Да и как соврать? Знает ведь царь, что на ассамблее гулял.

– Явился? – увидал подошедшего мичмана Петр. – А я давно уже здесь.

– Виноват, государь. Проспал.

– Проспал? – переспросил Петр.

Михаил опустил виновную голову. Петр положил ему на плечо руку и слегка надавил. Михаил вздрогнул, решив, что сию минуту начнется расправа, но царь привлек его к себе и сказал:

– Спасибо, малый, что правду говоришь. Бог простит твою оплошность. Кто бабке не внук! Отмеряй полотнища.

Весь день, ни на минуту не покладая рук, работал Михаил. Перебирался по реям, крепил паруса; держась как можно круче, поворачивал на тот и на другой галс, чтобы оказаться и в наветре и противу ветра. Надо все сделать так, чтобы никакого замечания не было от царя. Будет шхуна «Лиска» полностью оснащена, генерал-адмирал на ней еще один пир задаст. Впервой на ней пировали, когда спускали со стапеля на воду, а еще будет пир перед тем, как ей в плавание выходить.
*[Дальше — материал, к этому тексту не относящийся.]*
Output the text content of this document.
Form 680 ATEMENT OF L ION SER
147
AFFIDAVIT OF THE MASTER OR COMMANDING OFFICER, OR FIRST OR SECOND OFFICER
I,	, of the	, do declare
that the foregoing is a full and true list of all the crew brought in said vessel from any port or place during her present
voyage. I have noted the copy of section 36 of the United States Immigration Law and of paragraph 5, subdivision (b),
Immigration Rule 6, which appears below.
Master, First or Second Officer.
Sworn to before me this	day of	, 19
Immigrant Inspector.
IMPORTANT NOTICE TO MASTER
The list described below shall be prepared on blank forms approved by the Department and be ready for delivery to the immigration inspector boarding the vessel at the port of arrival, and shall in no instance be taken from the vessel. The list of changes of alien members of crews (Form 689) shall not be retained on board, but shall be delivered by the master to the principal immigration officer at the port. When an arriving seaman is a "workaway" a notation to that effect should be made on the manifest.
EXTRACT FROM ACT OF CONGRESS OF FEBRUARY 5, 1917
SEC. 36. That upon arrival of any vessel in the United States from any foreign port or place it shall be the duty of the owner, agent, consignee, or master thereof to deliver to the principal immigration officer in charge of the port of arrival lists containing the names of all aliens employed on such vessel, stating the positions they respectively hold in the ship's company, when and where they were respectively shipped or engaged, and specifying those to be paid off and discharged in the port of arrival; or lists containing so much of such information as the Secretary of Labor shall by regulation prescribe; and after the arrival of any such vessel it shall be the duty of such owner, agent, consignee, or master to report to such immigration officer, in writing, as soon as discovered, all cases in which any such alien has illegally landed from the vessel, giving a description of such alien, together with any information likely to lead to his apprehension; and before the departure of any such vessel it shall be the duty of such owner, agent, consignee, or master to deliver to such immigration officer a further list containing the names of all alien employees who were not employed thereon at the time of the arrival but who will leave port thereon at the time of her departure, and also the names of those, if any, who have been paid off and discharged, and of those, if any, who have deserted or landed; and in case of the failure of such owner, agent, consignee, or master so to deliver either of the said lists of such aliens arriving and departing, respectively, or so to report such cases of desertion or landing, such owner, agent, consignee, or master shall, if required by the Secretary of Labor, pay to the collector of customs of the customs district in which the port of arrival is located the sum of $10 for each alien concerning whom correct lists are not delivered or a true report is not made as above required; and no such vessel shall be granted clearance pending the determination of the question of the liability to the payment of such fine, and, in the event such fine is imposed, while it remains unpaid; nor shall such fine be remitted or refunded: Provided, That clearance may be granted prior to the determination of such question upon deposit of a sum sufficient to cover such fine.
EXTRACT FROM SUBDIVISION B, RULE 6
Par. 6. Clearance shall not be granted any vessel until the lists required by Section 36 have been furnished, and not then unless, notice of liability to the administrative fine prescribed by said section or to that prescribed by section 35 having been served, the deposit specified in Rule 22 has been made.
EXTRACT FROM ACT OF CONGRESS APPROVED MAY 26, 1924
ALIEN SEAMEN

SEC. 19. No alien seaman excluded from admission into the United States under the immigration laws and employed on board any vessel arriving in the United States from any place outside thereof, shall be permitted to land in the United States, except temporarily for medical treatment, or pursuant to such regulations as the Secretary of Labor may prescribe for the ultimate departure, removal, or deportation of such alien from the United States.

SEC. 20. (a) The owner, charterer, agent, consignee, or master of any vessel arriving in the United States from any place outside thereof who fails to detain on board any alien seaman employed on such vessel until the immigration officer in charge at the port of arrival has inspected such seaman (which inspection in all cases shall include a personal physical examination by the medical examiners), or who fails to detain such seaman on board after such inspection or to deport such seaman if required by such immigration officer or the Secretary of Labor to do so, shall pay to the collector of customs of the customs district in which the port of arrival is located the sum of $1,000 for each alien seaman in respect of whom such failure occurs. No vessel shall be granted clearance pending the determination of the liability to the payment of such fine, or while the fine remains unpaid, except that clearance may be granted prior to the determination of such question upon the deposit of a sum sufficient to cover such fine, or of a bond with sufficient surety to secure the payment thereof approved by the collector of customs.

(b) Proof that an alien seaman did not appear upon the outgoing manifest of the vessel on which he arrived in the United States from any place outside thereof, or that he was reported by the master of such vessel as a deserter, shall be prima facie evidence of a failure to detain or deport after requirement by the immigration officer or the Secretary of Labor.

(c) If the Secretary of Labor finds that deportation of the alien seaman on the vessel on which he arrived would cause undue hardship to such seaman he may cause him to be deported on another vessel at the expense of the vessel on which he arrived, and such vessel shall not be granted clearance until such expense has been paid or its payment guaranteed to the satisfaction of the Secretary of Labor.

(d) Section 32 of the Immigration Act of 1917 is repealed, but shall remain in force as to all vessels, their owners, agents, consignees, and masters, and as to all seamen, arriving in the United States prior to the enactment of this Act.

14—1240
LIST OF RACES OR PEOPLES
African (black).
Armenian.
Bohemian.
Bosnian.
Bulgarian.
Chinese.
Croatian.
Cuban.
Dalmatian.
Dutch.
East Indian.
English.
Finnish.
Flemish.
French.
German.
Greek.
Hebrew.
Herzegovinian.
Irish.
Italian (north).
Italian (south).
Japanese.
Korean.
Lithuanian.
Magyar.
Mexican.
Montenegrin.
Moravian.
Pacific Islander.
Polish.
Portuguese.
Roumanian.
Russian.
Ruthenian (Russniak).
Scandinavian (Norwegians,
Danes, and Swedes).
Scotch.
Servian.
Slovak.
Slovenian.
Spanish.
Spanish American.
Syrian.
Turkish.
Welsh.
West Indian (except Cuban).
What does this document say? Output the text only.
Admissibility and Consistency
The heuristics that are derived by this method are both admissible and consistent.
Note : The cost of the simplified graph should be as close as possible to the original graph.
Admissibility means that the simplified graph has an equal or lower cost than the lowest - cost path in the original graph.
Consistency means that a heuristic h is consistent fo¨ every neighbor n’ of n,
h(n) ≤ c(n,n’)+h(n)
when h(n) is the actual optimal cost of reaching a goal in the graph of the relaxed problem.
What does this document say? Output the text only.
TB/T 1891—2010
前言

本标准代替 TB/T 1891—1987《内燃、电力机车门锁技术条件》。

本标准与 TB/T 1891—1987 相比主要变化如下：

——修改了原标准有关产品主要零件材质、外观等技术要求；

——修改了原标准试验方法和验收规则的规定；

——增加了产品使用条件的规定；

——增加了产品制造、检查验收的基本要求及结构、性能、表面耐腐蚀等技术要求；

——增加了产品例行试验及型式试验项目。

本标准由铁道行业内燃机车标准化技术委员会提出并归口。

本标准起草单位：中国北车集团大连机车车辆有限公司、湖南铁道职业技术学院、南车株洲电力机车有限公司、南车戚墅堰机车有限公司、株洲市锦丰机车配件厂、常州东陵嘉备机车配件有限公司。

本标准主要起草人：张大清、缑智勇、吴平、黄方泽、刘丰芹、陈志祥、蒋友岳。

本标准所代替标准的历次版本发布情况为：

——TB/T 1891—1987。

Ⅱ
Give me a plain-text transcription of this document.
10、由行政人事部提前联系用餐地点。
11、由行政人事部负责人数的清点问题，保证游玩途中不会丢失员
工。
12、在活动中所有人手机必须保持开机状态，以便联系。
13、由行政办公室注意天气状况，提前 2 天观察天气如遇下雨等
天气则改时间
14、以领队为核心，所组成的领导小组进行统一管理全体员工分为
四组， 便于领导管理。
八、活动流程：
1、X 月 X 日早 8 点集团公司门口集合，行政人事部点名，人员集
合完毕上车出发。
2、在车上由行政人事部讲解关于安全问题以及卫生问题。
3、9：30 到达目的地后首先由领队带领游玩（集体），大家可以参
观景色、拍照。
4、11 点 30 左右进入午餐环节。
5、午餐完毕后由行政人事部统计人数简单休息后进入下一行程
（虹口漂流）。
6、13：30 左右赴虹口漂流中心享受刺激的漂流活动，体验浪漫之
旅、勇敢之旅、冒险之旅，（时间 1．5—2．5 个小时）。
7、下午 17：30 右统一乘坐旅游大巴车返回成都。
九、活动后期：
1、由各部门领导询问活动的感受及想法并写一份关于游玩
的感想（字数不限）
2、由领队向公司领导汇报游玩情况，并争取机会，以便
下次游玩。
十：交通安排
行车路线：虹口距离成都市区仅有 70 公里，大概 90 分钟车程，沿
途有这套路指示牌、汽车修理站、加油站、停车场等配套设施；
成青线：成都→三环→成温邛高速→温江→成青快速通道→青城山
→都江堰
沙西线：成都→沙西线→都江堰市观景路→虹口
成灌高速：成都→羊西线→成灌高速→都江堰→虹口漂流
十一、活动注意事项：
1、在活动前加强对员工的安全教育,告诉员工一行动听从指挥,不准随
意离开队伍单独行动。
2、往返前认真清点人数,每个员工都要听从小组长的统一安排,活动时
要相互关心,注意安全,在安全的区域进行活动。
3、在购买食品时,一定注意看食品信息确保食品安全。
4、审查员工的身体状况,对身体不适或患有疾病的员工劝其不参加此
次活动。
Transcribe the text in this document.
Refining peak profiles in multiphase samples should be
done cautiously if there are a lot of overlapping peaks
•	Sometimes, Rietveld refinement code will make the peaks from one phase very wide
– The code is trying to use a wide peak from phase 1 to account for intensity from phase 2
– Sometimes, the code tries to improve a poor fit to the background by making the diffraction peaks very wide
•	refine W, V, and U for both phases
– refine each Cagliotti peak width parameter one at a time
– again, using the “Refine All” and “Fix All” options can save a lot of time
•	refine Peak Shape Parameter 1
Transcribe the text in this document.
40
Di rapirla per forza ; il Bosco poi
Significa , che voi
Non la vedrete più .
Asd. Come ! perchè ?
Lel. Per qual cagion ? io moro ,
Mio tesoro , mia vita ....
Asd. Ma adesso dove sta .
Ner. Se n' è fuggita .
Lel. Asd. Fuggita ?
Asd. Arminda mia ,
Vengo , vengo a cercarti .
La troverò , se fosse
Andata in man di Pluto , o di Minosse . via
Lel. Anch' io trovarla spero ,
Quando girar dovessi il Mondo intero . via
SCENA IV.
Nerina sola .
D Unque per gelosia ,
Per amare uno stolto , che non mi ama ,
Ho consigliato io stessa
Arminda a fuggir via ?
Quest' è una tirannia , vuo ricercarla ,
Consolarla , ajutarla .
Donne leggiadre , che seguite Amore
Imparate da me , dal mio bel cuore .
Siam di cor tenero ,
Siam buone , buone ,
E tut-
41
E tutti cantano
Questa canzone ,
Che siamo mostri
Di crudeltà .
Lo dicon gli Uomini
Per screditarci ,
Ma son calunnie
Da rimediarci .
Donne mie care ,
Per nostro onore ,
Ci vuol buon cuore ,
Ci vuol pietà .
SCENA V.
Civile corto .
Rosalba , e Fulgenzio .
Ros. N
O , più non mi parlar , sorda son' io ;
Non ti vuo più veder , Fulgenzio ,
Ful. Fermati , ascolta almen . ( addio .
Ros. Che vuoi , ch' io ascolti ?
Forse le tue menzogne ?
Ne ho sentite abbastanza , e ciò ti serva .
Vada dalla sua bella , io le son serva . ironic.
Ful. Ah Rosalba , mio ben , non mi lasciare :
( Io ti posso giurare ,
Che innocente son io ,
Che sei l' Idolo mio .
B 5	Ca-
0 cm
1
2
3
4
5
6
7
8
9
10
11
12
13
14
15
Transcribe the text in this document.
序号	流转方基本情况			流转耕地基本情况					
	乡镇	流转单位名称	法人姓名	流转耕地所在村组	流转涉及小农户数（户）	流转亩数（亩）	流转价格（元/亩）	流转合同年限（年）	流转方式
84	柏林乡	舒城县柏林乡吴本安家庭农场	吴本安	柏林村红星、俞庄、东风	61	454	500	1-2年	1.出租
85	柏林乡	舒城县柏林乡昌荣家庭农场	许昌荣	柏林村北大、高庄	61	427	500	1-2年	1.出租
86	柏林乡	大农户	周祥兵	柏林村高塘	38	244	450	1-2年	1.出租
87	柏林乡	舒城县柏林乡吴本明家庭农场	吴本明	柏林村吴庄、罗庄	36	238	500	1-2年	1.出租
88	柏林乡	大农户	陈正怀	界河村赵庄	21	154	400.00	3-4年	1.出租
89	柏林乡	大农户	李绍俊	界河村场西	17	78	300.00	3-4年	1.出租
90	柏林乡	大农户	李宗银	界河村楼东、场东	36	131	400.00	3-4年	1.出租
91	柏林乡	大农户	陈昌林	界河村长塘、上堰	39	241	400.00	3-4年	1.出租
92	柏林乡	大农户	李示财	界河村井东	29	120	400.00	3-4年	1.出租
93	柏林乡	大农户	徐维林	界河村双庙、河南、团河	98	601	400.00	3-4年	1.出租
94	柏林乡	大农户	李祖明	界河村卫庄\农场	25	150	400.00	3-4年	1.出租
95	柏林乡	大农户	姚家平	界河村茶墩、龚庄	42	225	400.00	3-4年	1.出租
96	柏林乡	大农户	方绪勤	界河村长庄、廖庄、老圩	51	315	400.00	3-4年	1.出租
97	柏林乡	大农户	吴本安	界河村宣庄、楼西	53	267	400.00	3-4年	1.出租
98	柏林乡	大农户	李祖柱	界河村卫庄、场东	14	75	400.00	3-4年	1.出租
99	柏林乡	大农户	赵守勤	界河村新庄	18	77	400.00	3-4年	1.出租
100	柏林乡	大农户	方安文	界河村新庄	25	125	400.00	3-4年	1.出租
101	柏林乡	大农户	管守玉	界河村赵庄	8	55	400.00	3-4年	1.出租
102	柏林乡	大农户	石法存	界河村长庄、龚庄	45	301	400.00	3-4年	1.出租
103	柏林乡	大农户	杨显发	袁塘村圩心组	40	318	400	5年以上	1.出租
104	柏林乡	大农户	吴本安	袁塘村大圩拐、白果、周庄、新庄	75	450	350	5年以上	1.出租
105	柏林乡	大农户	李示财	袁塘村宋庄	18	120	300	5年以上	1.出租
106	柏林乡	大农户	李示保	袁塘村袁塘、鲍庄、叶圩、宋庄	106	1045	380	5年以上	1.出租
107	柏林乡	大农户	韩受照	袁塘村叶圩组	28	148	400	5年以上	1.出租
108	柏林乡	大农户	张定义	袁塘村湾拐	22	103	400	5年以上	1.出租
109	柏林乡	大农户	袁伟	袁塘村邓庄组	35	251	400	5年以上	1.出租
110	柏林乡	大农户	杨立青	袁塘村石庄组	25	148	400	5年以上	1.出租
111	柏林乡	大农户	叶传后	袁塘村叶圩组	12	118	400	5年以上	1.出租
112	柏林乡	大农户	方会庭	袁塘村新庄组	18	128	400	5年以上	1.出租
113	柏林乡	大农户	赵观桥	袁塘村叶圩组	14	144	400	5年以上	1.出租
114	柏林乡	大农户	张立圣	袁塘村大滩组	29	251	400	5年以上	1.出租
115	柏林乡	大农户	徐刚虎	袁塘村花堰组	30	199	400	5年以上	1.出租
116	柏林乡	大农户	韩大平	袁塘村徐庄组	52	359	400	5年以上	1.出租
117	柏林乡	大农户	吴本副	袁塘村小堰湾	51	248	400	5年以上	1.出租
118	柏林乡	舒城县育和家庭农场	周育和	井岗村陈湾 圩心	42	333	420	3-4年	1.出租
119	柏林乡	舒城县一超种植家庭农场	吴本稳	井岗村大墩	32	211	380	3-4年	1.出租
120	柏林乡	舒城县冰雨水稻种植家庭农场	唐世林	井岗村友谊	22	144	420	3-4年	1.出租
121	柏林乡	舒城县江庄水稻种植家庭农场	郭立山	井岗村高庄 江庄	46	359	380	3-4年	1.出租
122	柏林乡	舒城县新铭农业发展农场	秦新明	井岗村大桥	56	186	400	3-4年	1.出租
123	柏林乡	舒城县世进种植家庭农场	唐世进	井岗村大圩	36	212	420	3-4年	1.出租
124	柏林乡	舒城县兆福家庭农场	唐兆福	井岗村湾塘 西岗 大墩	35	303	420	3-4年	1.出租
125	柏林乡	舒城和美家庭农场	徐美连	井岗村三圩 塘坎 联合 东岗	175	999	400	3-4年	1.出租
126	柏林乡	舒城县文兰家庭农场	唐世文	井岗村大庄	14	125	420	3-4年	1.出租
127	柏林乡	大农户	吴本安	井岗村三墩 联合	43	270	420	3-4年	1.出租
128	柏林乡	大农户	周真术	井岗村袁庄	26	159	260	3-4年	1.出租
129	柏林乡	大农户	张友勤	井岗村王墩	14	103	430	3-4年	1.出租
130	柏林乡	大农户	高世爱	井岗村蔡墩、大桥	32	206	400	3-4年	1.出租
За своего товарища и за себя самого отсыпался в то время Дмитрий Шорников, а когда проснулся, долго не мог разобраться, что во сне было, а что вчера наяву. В голове еще тмяно и медленно прояснивалось. Разобравшись наконец, что приходилось на сонное видение и что на действительность, Митька в предвкушении вечернего свидания с герцогиней Анной все свое обмундирование так начистил, что оно стало новее своего первозданного вида. Пряжки, пуговицы жаром горели; остро наточенным косачом начисто оголил едва-едва защетинившуюся бороду и надушил себя не хуже, чем «Вздохами амура». В Кронштадт, к месту службы на корабле, начальство пока еще не направляло, значит, можно нагуляться досыта.